Creating the Fermion Mass Hierarchies with Multiple Higgs Bosons

TL;DR

This paper introduces a new class of two Higgs doublet models with flavor symmetry breaking at the electroweak scale, aiming to explain fermion mass hierarchies and predict new physics signals at the LHC.

Contribution

It proposes a novel flavor symmetry-based two Higgs doublet model that constrains fermion mass hierarchies and predicts observable collider signatures.

Findings

Models are consistent with electroweak precision tests.

Predicts extra Higgs bosons with masses below 700 GeV.
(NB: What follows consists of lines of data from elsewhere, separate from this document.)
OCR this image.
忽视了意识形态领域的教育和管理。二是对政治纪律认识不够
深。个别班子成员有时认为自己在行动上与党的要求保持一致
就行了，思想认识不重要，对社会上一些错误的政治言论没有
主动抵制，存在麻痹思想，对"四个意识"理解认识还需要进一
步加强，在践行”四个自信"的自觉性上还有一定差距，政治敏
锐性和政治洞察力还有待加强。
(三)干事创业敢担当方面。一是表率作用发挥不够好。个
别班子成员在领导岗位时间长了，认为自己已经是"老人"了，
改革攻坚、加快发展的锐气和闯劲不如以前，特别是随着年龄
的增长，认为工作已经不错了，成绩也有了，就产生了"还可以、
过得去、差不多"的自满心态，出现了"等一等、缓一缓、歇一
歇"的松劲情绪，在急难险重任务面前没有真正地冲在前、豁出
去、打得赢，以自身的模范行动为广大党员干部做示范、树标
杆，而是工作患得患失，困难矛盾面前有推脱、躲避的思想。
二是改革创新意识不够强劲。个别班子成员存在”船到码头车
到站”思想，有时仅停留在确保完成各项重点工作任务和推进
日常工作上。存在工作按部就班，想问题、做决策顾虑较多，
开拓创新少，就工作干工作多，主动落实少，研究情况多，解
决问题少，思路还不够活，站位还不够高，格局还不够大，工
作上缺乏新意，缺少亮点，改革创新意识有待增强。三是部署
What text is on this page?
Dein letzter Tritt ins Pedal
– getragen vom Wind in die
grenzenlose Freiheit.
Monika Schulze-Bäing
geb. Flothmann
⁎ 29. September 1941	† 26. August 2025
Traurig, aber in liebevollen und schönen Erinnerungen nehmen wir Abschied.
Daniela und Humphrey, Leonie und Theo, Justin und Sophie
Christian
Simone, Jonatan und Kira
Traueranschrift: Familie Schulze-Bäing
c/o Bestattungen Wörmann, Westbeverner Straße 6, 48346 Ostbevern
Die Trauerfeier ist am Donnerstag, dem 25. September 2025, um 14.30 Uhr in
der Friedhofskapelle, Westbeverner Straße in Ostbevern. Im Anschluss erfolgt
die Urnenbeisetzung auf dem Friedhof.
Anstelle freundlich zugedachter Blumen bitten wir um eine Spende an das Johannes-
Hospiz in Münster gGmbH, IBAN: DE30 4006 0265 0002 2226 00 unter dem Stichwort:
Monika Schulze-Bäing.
Suggests new physics signals at the LHC.

Abstract

After the Higgs boson discovery, it is established that the Higgs mechanism explains electroweak symmetry breaking and generates the masses of all particles in the Standard Model, with the possible exception of neutrino masses. The hierarchies among fermion masses and mixing angles remain however unexplained. We propose a new class of two Higgs doublet models in which a flavor symmetry broken at the electroweak scale addresses this problem. The models are strongly constrained by electroweak precision tests and the fact that they produce modifications to Higgs couplings and flavor changing neutral currents; they are also constrained by collider searches for extra scalar bosons. The surviving models are very predictive, implying unavoidable new physics signals at the CERN Large Hadron Collider, e.g. extra Higgs Bosons with masses $M < 700$ GeV.